The district court's opinion likewise follows the Supreme Court's reasoning in Bowen, in that it not only considered all of the Eldridge factors, but also considered the practical purposes of the exhaustion requirement. 476 U.S. at 484, 106 S.Ct. 2022. In Bowen, the Court noted that "[t]he ultimate decision of whether to waive exhaustion should not be made solely by mechanical application of the Eldridge factors, but should also be guided by the policies underlying the exhaustion requirement." Id. The appellants advance this statement in support of their argument, but, as we read the Court's Bowen opinion, the Eldridge factors should be considered along with the policies underlying the "intensely practical" exhaustion doctrine. Id. In addition to its Eldridge-factor analysis, the district court's opinion considered the policies underlying exhaustion, which, as the court stated, would allow the agency to "`apply, interpret, or revise policies, regulations, or statutes without possibly premature interference by different individual courts.'" Degnan v. Sebelius, 959 F.Supp.2d 1190, 1194 (D.Minn.2013) (quoting Shalala v. Ill. Council on Long Term Care, Inc., 529 U.S. 1, 13, 120 S.Ct. 1084, 146 L.Ed.2d 1 (2000)).

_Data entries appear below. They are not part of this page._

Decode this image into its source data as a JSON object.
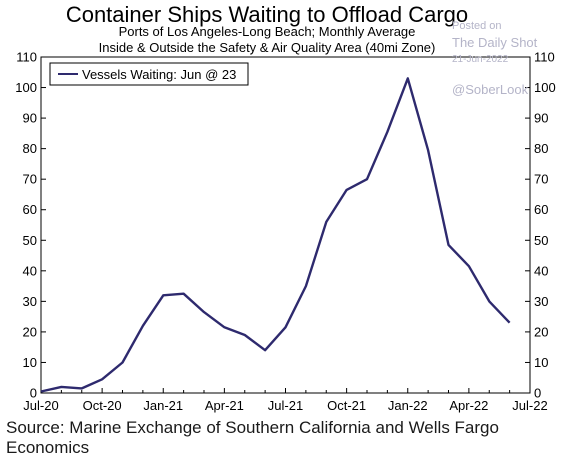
{
  "chart_data": {
    "type": "line",
    "title": "Container Ships Waiting to Offload Cargo",
    "subtitle": [
      "Ports of Los Angeles-Long Beach; Monthly Average",
      "Inside & Outside the Safety & Air Quality Area (40mi Zone)"
    ],
    "xlabel": "",
    "ylabel": "",
    "ylim": [
      0,
      110
    ],
    "yticks": [
      0,
      10,
      20,
      30,
      40,
      50,
      60,
      70,
      80,
      90,
      100,
      110
    ],
    "xticklabels": [
      "Jul-20",
      "Oct-20",
      "Jan-21",
      "Apr-21",
      "Jul-21",
      "Oct-21",
      "Jan-22",
      "Apr-22",
      "Jul-22"
    ],
    "grid": false,
    "legend_position": "top-left",
    "series": [
      {
        "name": "Vessels Waiting: Jun @ 23",
        "color": "#2e2a6e",
        "x": [
          "2020-07",
          "2020-08",
          "2020-09",
          "2020-10",
          "2020-11",
          "2020-12",
          "2021-01",
          "2021-02",
          "2021-03",
          "2021-04",
          "2021-05",
          "2021-06",
          "2021-07",
          "2021-08",
          "2021-09",
          "2021-10",
          "2021-11",
          "2021-12",
          "2022-01",
          "2022-02",
          "2022-03",
          "2022-04",
          "2022-05",
          "2022-06"
        ],
        "values": [
          0.5,
          2,
          1.5,
          4.5,
          10,
          22,
          32,
          32.5,
          26.5,
          21.5,
          19,
          14,
          21.5,
          35,
          56,
          66.5,
          70,
          85.5,
          103,
          79.5,
          48.5,
          41.5,
          30,
          23
        ]
      }
    ]
  },
  "watermark": [
    "Posted on",
    "The Daily Shot",
    "21-Jun-2022",
    "@SoberLook"
  ],
  "source": "Source: Marine Exchange of Southern California and Wells Fargo Economics"
}
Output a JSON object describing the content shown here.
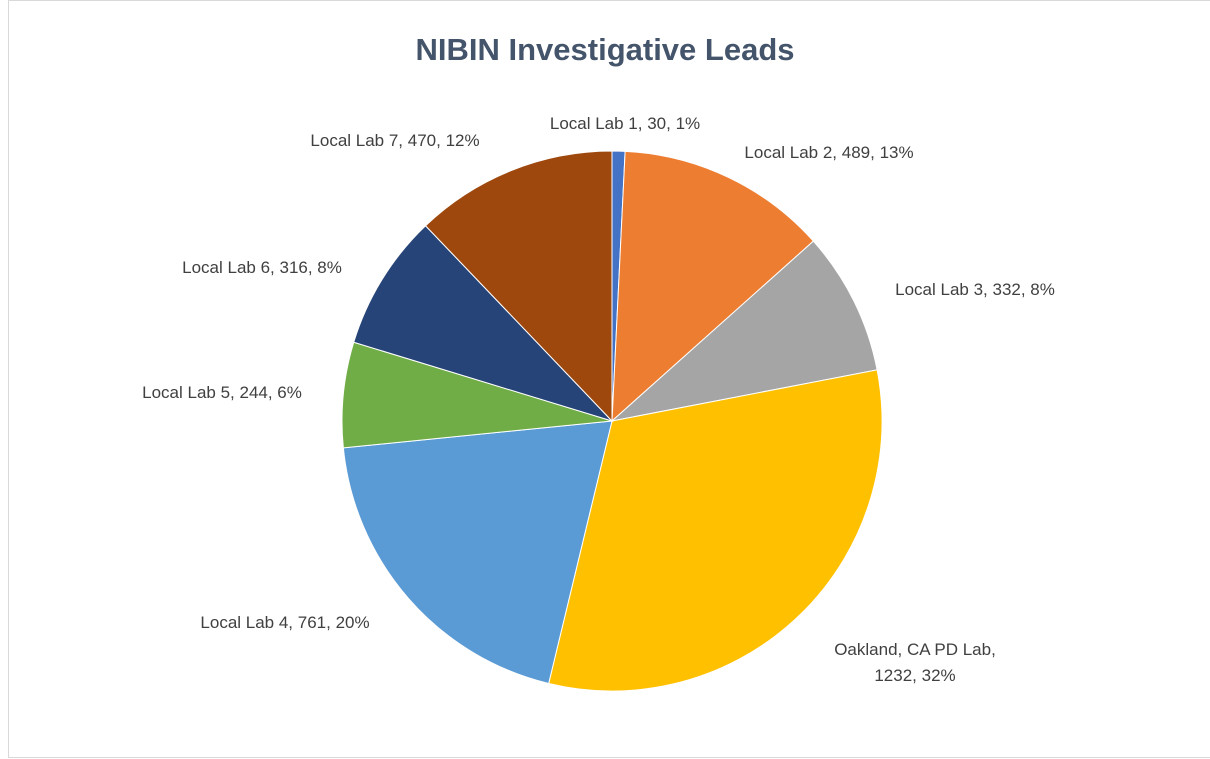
{
  "chart_data": {
    "type": "pie",
    "title": "NIBIN Investigative Leads",
    "values": [
      30,
      489,
      332,
      1232,
      761,
      244,
      316,
      470
    ],
    "value_labels": [
      "Local Lab 1, 30, 1%",
      "Local Lab 2, 489, 13%",
      "Local Lab 3, 332, 8%",
      "Oakland, CA PD Lab, 1232, 32%",
      "Local Lab 4, 761, 20%",
      "Local Lab 5, 244, 6%",
      "Local Lab 6, 316, 8%",
      "Local Lab 7, 470, 12%"
    ],
    "colors": [
      "#4472c4",
      "#ed7d31",
      "#a5a5a5",
      "#ffc000",
      "#5b9bd5",
      "#70ad47",
      "#264478",
      "#9e480e"
    ]
  }
}
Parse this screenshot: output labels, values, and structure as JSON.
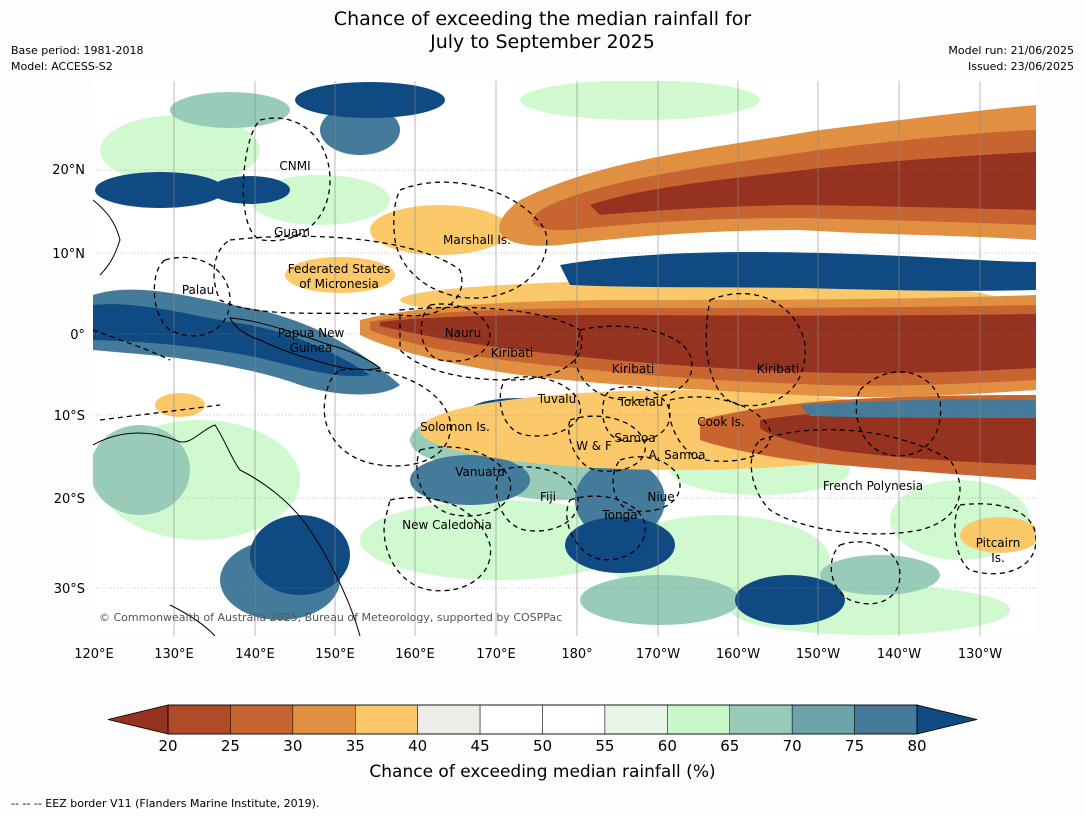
{
  "title_line1": "Chance of exceeding the median rainfall for",
  "title_line2": "July to September 2025",
  "meta": {
    "base_period": "Base period: 1981-2018",
    "model": "Model: ACCESS-S2",
    "model_run": "Model run: 21/06/2025",
    "issued": "Issued: 23/06/2025"
  },
  "axes": {
    "lat_labels": [
      "20°N",
      "10°N",
      "0°",
      "10°S",
      "20°S",
      "30°S"
    ],
    "lon_labels": [
      "120°E",
      "130°E",
      "140°E",
      "150°E",
      "160°E",
      "170°E",
      "180°",
      "170°W",
      "160°W",
      "150°W",
      "140°W",
      "130°W"
    ]
  },
  "places": [
    {
      "name": "CNMI"
    },
    {
      "name": "Guam"
    },
    {
      "name": "Marshall Is."
    },
    {
      "name": "Federated States"
    },
    {
      "name": "of Micronesia"
    },
    {
      "name": "Palau"
    },
    {
      "name": "Papua New"
    },
    {
      "name": "Guinea"
    },
    {
      "name": "Nauru"
    },
    {
      "name": "Kiribati"
    },
    {
      "name": "Kiribati"
    },
    {
      "name": "Kiribati"
    },
    {
      "name": "Tuvalu"
    },
    {
      "name": "Tokelau"
    },
    {
      "name": "Cook Is."
    },
    {
      "name": "Solomon Is."
    },
    {
      "name": "Samoa"
    },
    {
      "name": "W & F"
    },
    {
      "name": "A. Samoa"
    },
    {
      "name": "Vanuatu"
    },
    {
      "name": "Fiji"
    },
    {
      "name": "Niue"
    },
    {
      "name": "French Polynesia"
    },
    {
      "name": "Tonga"
    },
    {
      "name": "New Caledonia"
    },
    {
      "name": "Pitcairn"
    },
    {
      "name": "Is."
    }
  ],
  "copyright": "© Commonwealth of Australia 2025, Bureau of Meteorology, supported by COSPPac",
  "colorbar": {
    "ticks": [
      "20",
      "25",
      "30",
      "35",
      "40",
      "45",
      "50",
      "55",
      "60",
      "65",
      "70",
      "75",
      "80"
    ],
    "colors": [
      "#b04a27",
      "#c8642f",
      "#e09040",
      "#fcc96a",
      "#eeece6",
      "#ffffff",
      "#ffffff",
      "#e6f5e6",
      "#c8f8c8",
      "#98ccb8",
      "#6ca3a8",
      "#447a9a"
    ],
    "under_color": "#963220",
    "over_color": "#0f4a82",
    "label": "Chance of exceeding median rainfall (%)"
  },
  "footer": "--  --  -- EEZ border V11 (Flanders Marine Institute, 2019)."
}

Furthermore, the thrust of appellants' argument — that exhaustion would be futile — is unpersuasive and does not warrant waiver of the exhaustion requirement on its own.
Finally, the appellants challenge the district court's denial of mandamus jurisdiction, as codified in 28 U.S.C. § 1361. We affirm the district court's denial, given that the appellants may pursue another avenue of relief — that is, the administrative process. See Heckler v. Ringer, 466 U.S. 602, 616, 104 S.Ct. 2013, 80 L.Ed.2d 622 (1984) (denying mandamus jurisdiction where the claimants could seek relief by exhausting their administrative remedies).
For these reasons we affirm the district court.